Es cierto que la sociedad, en nuestro mundo, nunca ha sido ejemplar. Las guerras han existido siempre en todo lugar, y los malvados, y los locos, y los asesinos. No hace mucho que dejamos atrás el Siglo XX, con sus  odiosos conflictos y conflagraciones.  Por eso es hora de corregir conductas o destruir simientes que pueden provocar  enfrentamientos, como  único modo, quizá,  de impedir estos hechos- Y ello sin perjuicio de organizar una defensa válida. Y a este objetivo debemos sumarnos todos, en  proporción a nuestras capacidades; especialmente en algo que me parece esencial y que ha sido descuidado, o promocionado en algunos casos, por un mal entendido concepto de  modernidad,   hasta casi su desaparición: una educación basada en la verdad,  en la  moral, en la igualdad, en la  fraternidad,  en el respeto, en la autoridad  correcta, en el fortalecimiento de la capacidad de renuncias y sacrificios, muchas veces necesarios, en  convencer a  nuestros jóvenes que a todo derecho nuestro, generalmente,  corresponde, también,  obligaciones; en la defensa, en suma, de la vida, algo tan  hermoso, emocionante y frágil, que no podemos permitir  dependa de las locuras de nadie, sea el que fuere.

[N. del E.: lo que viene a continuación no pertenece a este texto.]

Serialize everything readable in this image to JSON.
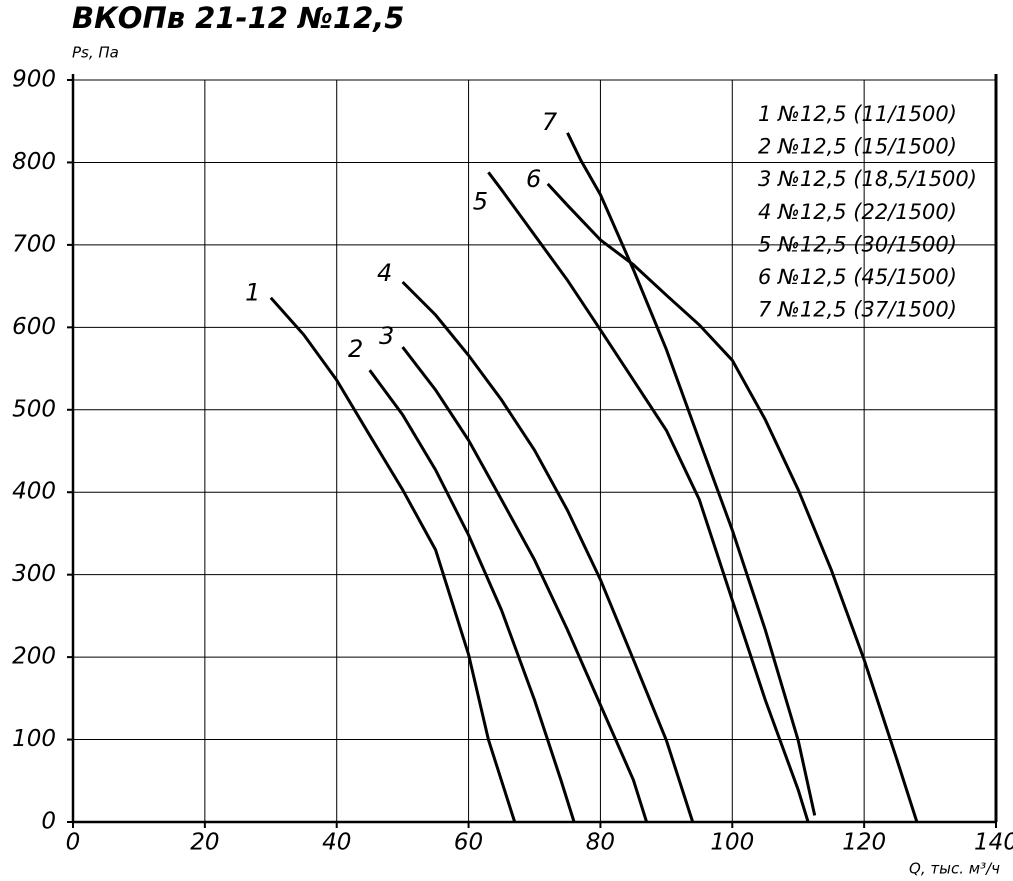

Una de las pancartas que más me ha sobrecogido en la reciente y extraordinaria manifestación  en Madrid, a raíz del vil atentado de Atocha, fue una   en letras rojas,  escritas con un simple rotulador: NO MATARÁS y, debajo,  como firma, “Dios”…  Un precepto olvidado con excesiva frecuencia, en beneficio de los diabólicos propagadores del odio y, en consecuencia,  de la muerte.